Ransom Strips are often a cause of litigation, especially in more recent housing estates. Generally it has been held by the Court that the value of a Ransom Strip is one third of the increase in value of the property achieved by the release of the Ransom Strip (either by the property owner buying the strip of land or achieving the necessary grant of a right of way).
An illustration would be a house with a large garden at the rear backing on to a Ransom Strip. With the Ransom Strip being present between the boundary and the highway, there is no way that access can be legally obtained to the property either pedestrian or vehicular. In its original state the land is therefore only good for use as a garden peripheral to the original house. The value of the garden is thus only a few thousand as it cannot be used on its own. Take away the Ransom Strip, and there is scope for pedestrian and vehicular access; the land now has potential for development – a house and a driveway; the value of the property immediately rises to several hundreds of thousands of pounds.
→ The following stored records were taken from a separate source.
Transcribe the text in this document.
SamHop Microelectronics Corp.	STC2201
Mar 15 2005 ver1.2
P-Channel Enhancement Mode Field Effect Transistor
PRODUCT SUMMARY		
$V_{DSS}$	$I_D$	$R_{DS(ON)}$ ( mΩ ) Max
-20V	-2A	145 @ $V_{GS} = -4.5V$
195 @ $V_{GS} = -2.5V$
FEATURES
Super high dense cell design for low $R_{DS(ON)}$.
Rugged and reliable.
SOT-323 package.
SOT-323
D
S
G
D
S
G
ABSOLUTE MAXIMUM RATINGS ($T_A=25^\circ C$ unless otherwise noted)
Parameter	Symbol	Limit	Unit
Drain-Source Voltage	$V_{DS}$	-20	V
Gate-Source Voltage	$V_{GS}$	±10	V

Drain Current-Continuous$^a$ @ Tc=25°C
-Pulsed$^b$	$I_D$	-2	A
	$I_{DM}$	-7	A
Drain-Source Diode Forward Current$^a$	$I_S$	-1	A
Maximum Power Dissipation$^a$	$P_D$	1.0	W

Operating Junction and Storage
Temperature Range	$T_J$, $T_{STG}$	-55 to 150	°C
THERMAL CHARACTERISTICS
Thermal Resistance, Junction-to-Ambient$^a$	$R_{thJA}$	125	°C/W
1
The owner of the Ransom Strip can therefore, charge a hefty sum for that strip of land.
In order for a Ransom Strip to be effective, the developer or other owner of the strip of land must keep a vigilant eye on their property. If the owner of the property is able to access their property over the Ransom Strip by claiming a right of way by prescription (‘long use’) – the value of that strip of land (ransom strip) will be greatly diminished.
How can you avoid a Ransom Strip?
The short answer is by taking great care when purchasing the property. A competent Conveyancer will always check the boundaries and will note if for example there is a piece of land between the boundaries of the property and the highway or neighbouring property, which is not accounted for and may possibly be a ransom strip. If the title to the Property is registered, at the HM Land Registry, this is generally achieved by careful examination of the filed plan.
With land where the title is not registered at HM Land Registry, this can be more problematic – as the Conveyancer will have to rely on old deeds with plans that are generally not drawn to scale. A competent Conveyancer will always obtain an up to date plan of the property from the Ordinance Survey and carry out a Search of the Index Map to check for amongst other things, whether there is any part of the land that has been registered. However, in the case of unregistered land determining the boundaries of the property is not an exact science, and may involve surveyors from the HM Land Registry having to determine the boundaries by visiting the property. With registered land, the matter is more straight forward as the boundaries have already been defined by the HM Land Registry and compensation may be payable if there is any loss due to their error.